A Critical Review Of Article by Marcelo Giesler in "Big Think," People Are Believers

 https://bigthink.com/13-8/belief-science-religion/?utm_medium=Social&utm_source=Facebook#Echobox=1664262367


I read this article linked above, posted by my wife Martha and thought it important enough to review. It is thought provoking and interesting, but unfortunately the writer, Marcelo Giesler, uses too much wordplay and is a bit nominalistic. Meaning that his central concept is undermined by too heavy a reliance on parsing the definitions of words, in order to attribute strict meaning to concepts that are at best ambiguous. The writer is laboring to find an interface between the worlds of science and religion by elaborating on the concept of "belief." The argument is that the human capacity to believe is the bridge between scientific knowledge and religious faith, and therefore there is no inherent conflict between either because both begin with a "belief" My view, (not my belief) is that in an effort to resolve this very real false dichotomy, he contrives a weak and slightly forced argument about our belief in beliefs, which is circular and doesn't really "move the needle." 

The concept of  "belief" is too vague to construct the argument he is making, because it is arbitrary. It is value-free. He doesn't adequately distinguish between beliefs and opinions, which are fixed positions attached to a mental image or a set of memories, which may or may not be valid. He argues that our inclination to prove our beliefs to be true is the starting point for science. The problem with that is that the word belief is so amorphous that it opens the door for pseudo-science and superstition, and can become indistinct from religious faith.  The criticisms quoted here of William James  work "Varieties of Religious Experience"  are valid, in that sense. 

For example, is a belief arrived at while under the influence of psychedelics a step toward scientific knowledge? Is it even a belief, or just a feeling state? Does a thought under the influence carry the same weight as a belief held by Einstein arrived at while playing Mozart on his violin? There are some who argue yes, and that to say otherwise is a form of classism or arrogance. But more important than the right answer is the asking of the question itself. There is such a thing as knowledge grounded in truth, and not just in the hard sciences. 

Now, the word "hope" has infinitely more value than belief, because it embodies open-ended potential for progress for a concept of the future. Only people can have hope. Hope was the subject of many of the greatest poems, musical compositions, works of art and other creations of those thinkers who lived for the future. Beliefs are a system, and tend to be very individualized. "What I think, and feel, or intuit based on my experience which leads me to pursue x, y, or z." It's an empirical dualism. A person watching a YouTube video on home remedies for covid, or government cover-ups of UFO's has beliefs, and will often spin their wheels engaged in fruitless investigations to prove their beliefs true. Do those beliefs stand on equal ground as those of trained biomedical or NASA scientists? 

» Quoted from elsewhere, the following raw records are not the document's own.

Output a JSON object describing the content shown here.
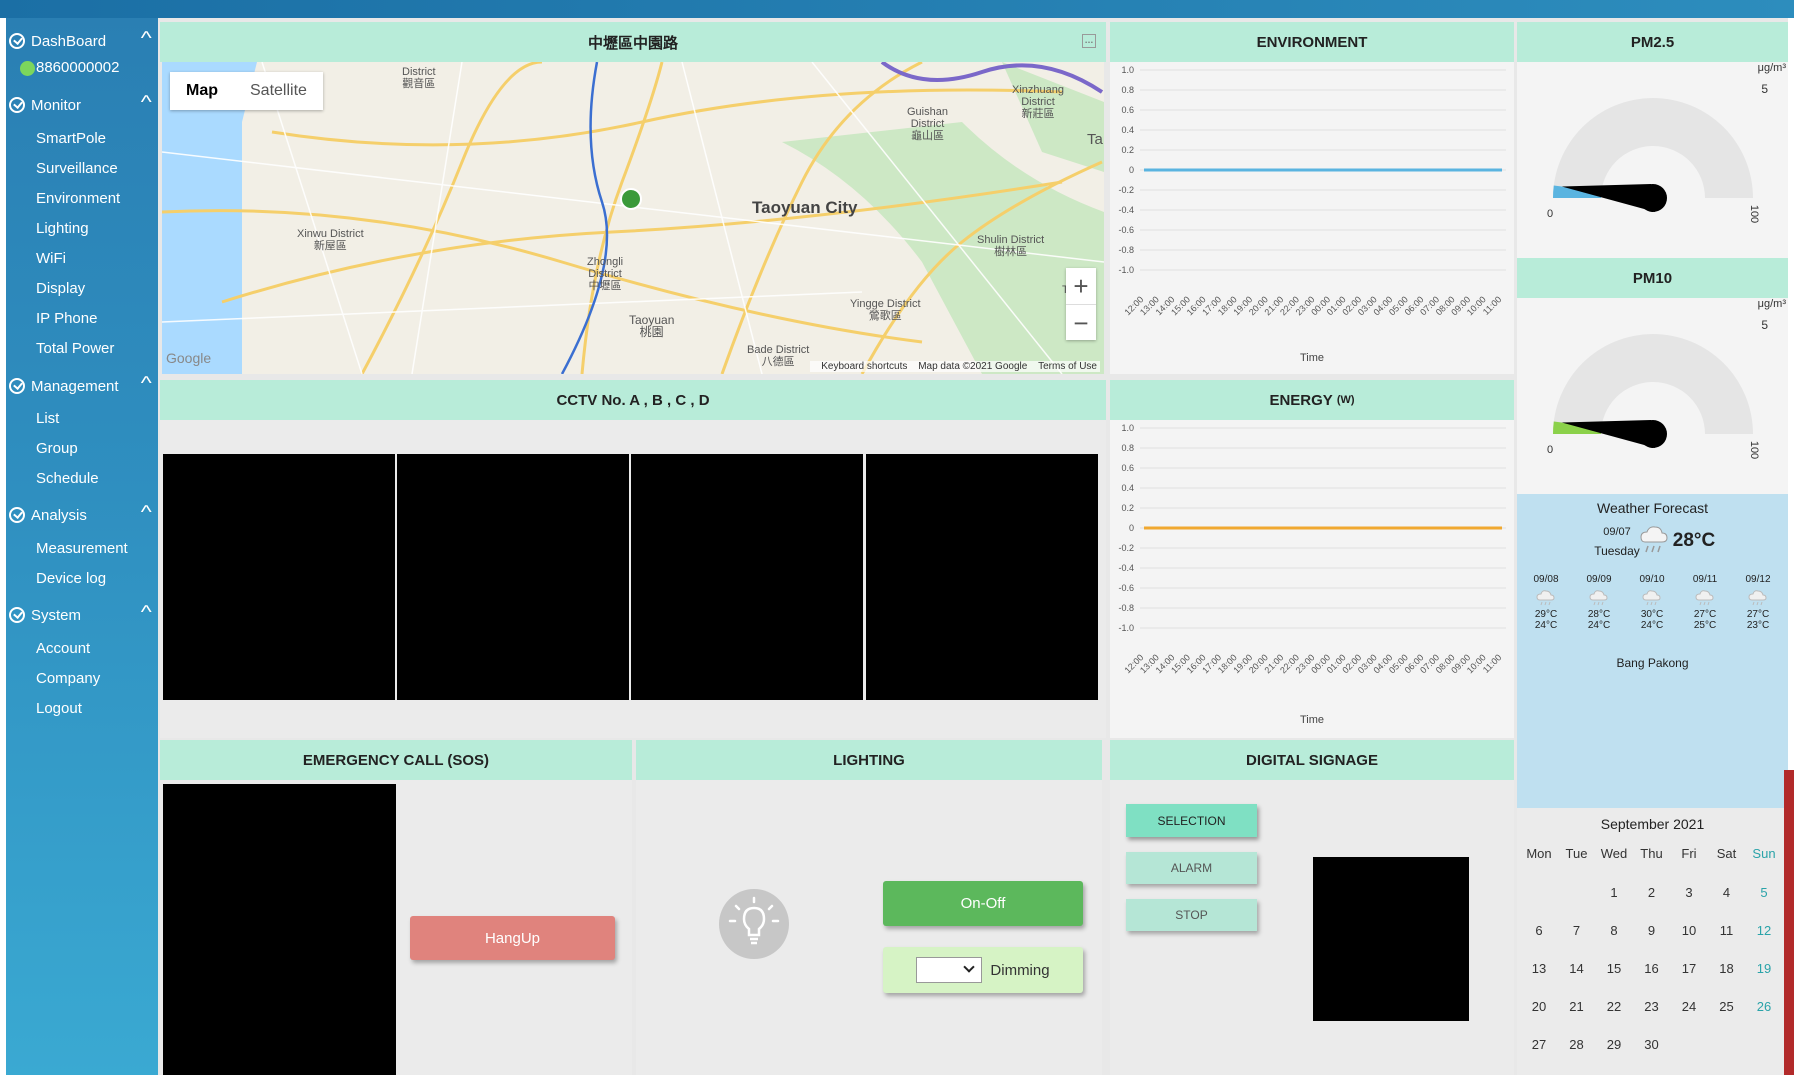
{
  "sidebar": {
    "groups": [
      {
        "label": "DashBoard"
      },
      {
        "label": "Monitor",
        "items": [
          "SmartPole",
          "Surveillance",
          "Environment",
          "Lighting",
          "WiFi",
          "Display",
          "IP Phone",
          "Total Power"
        ]
      },
      {
        "label": "Management",
        "items": [
          "List",
          "Group",
          "Schedule"
        ]
      },
      {
        "label": "Analysis",
        "items": [
          "Measurement",
          "Device log"
        ]
      },
      {
        "label": "System",
        "items": [
          "Account",
          "Company",
          "Logout"
        ]
      }
    ],
    "device_id": "8860000002",
    "chevron": "^"
  },
  "map_panel": {
    "title": "中壢區中園路",
    "toggle": {
      "map": "Map",
      "satellite": "Satellite"
    },
    "zoom_in": "+",
    "zoom_out": "−",
    "footer": {
      "shortcuts": "Keyboard shortcuts",
      "data": "Map data ©2021 Google",
      "terms": "Terms of Use"
    },
    "labels": {
      "taoyuan_city": "Taoyuan City",
      "xinwu": "Xinwu District\n新屋區",
      "zhongli": "Zhongli\nDistrict\n中壢區",
      "taoyuan": "Taoyuan\n桃園",
      "guishan": "Guishan\nDistrict\n龜山區",
      "xinzhuang": "Xinzhuang\nDistrict\n新莊區",
      "shulin": "Shulin District\n樹林區",
      "yingge": "Yingge District\n鶯歌區",
      "bade": "Bade District\n八德區",
      "district_top": "District\n觀音區",
      "google": "Google",
      "ta": "Ta",
      "tao_edge": "Tao\nDi"
    }
  },
  "environment_panel": {
    "title": "ENVIRONMENT",
    "xlabel": "Time"
  },
  "energy_panel": {
    "title": "ENERGY",
    "unit": "(W)",
    "xlabel": "Time"
  },
  "cctv_panel": {
    "title": "CCTV No. A , B , C , D"
  },
  "pm25_panel": {
    "title": "PM2.5",
    "unit": "μg/m³",
    "max": "5",
    "min_label": "0",
    "max_label": "100"
  },
  "pm10_panel": {
    "title": "PM10",
    "unit": "μg/m³",
    "max": "5",
    "min_label": "0",
    "max_label": "100"
  },
  "weather": {
    "title": "Weather Forecast",
    "today_date": "09/07",
    "today_day": "Tuesday",
    "today_temp": "28°C",
    "forecast": [
      {
        "date": "09/08",
        "high": "29°C",
        "low": "24°C"
      },
      {
        "date": "09/09",
        "high": "28°C",
        "low": "24°C"
      },
      {
        "date": "09/10",
        "high": "30°C",
        "low": "24°C"
      },
      {
        "date": "09/11",
        "high": "27°C",
        "low": "25°C"
      },
      {
        "date": "09/12",
        "high": "27°C",
        "low": "23°C"
      }
    ],
    "location": "Bang Pakong"
  },
  "calendar": {
    "title": "September 2021",
    "weekdays": [
      "Mon",
      "Tue",
      "Wed",
      "Thu",
      "Fri",
      "Sat",
      "Sun"
    ],
    "weeks": [
      [
        "",
        "",
        "1",
        "2",
        "3",
        "4",
        "5"
      ],
      [
        "6",
        "7",
        "8",
        "9",
        "10",
        "11",
        "12"
      ],
      [
        "13",
        "14",
        "15",
        "16",
        "17",
        "18",
        "19"
      ],
      [
        "20",
        "21",
        "22",
        "23",
        "24",
        "25",
        "26"
      ],
      [
        "27",
        "28",
        "29",
        "30",
        "",
        "",
        ""
      ]
    ]
  },
  "sos_panel": {
    "title": "EMERGENCY CALL (SOS)",
    "hangup": "HangUp"
  },
  "lighting_panel": {
    "title": "LIGHTING",
    "onoff": "On-Off",
    "dimming": "Dimming",
    "dimming_value": ""
  },
  "signage_panel": {
    "title": "DIGITAL SIGNAGE",
    "selection": "SELECTION",
    "alarm": "ALARM",
    "stop": "STOP"
  },
  "colors": {
    "sidebar": "#2f8fc0",
    "panel_header": "#b8ecd9",
    "env_line": "#5ab4e0",
    "energy_line": "#f0a830",
    "pm25_fill": "#5ab4e0",
    "pm10_fill": "#8bd14a",
    "hangup": "#e0837d",
    "onoff": "#5cb85c",
    "dimming_bg": "#d6f3c5",
    "selection": "#7fe0c3",
    "signage_btn": "#b5e6d6"
  },
  "chart_data": [
    {
      "type": "line",
      "title": "ENVIRONMENT",
      "xlabel": "Time",
      "ylabel": "",
      "x": [
        "12:00",
        "13:00",
        "14:00",
        "15:00",
        "16:00",
        "17:00",
        "18:00",
        "19:00",
        "20:00",
        "21:00",
        "22:00",
        "23:00",
        "00:00",
        "01:00",
        "02:00",
        "03:00",
        "04:00",
        "05:00",
        "06:00",
        "07:00",
        "08:00",
        "09:00",
        "10:00",
        "11:00"
      ],
      "series": [
        {
          "values": [
            0,
            0,
            0,
            0,
            0,
            0,
            0,
            0,
            0,
            0,
            0,
            0,
            0,
            0,
            0,
            0,
            0,
            0,
            0,
            0,
            0,
            0,
            0,
            0
          ]
        }
      ],
      "yticks": [
        "1.0",
        "0.8",
        "0.6",
        "0.4",
        "0.2",
        "0",
        "-0.2",
        "-0.4",
        "-0.6",
        "-0.8",
        "-1.0"
      ],
      "ylim": [
        -1,
        1
      ],
      "grid": true
    },
    {
      "type": "line",
      "title": "ENERGY",
      "xlabel": "Time",
      "ylabel": "",
      "x": [
        "12:00",
        "13:00",
        "14:00",
        "15:00",
        "16:00",
        "17:00",
        "18:00",
        "19:00",
        "20:00",
        "21:00",
        "22:00",
        "23:00",
        "00:00",
        "01:00",
        "02:00",
        "03:00",
        "04:00",
        "05:00",
        "06:00",
        "07:00",
        "08:00",
        "09:00",
        "10:00",
        "11:00"
      ],
      "series": [
        {
          "values": [
            0,
            0,
            0,
            0,
            0,
            0,
            0,
            0,
            0,
            0,
            0,
            0,
            0,
            0,
            0,
            0,
            0,
            0,
            0,
            0,
            0,
            0,
            0,
            0
          ]
        }
      ],
      "yticks": [
        "1.0",
        "0.8",
        "0.6",
        "0.4",
        "0.2",
        "0",
        "-0.2",
        "-0.4",
        "-0.6",
        "-0.8",
        "-1.0"
      ],
      "ylim": [
        -1,
        1
      ],
      "grid": true
    }
  ],
  "gauges": {
    "pm25": {
      "value_fraction": 0.04,
      "min": 0,
      "max": 100
    },
    "pm10": {
      "value_fraction": 0.04,
      "min": 0,
      "max": 100
    }
  }
}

So I'm not rejecting his piece out of whole cloth, and I think it is useful and provocative, but just falls short. It mystifies the creative process, omits the concept of hypothesis, and lacks sufficient future orientation or a gestalt for what drives creative thinking, which is to reproduce society at a higher intellectual, moral and scientific level. It lacks context or immediacy, and is just "out there."

Whereas the concept of "hope"  intrinsically places us in the future, and situates our actions in the present in order to achieve the realization of an idea. Hope is connected to the welfare, benefit, justice and progress for other people. Beliefs are "my thing," an individual pursuit. The truth and value of an idea has to be connected with our fellow humans in order to have life, and meet the validity test.  It can't survive as a matter of solitary introspection, since we are not ascetic monks plopped on a mountaintop. That is where the article falls short. It is not our relationship to faith or religious concepts or scientific theories which is primary. It's our relationship to other people which is primary. The writer describes the history of humanity's social structures as the by-product of shared beliefs, the growth of tribes and groups emerging from commonality of interests. Whereas it is the opposite. Discoveries, inventions, creative ideas are the product of the individual human mind in an environment of social interaction, and in fact depends upon dialogue and crossfiring of ideas as a collaborative effort. It requires other people and institutions to give form and vitality to it. People form societies out of a need to generate progress and ideas to survive, not because they already have common beliefs. That idea is missed because the writer has it backwards.,

So, rather than walk into the verbal trap baked in to the article, and stating that what I just said proves him right because I'm "just stating my beliefs," I'll just say that his concept and his effort is noble and useful, but it is a little like a car without an engine. It's difficult to take it anywhere. "Beliefs" are like a vehicle stuck sitting in Park. "Hope" motivates us to "travel". 

The relationship of religion to science is the transition from the first to the former, a journey rather than a "parking place."  I don't see an inherent conflict between religion and science. I see science as eventually superceding religion in an evolutionary dynamic, in a society which has educated and developed itself properly. That's what I "hope" for.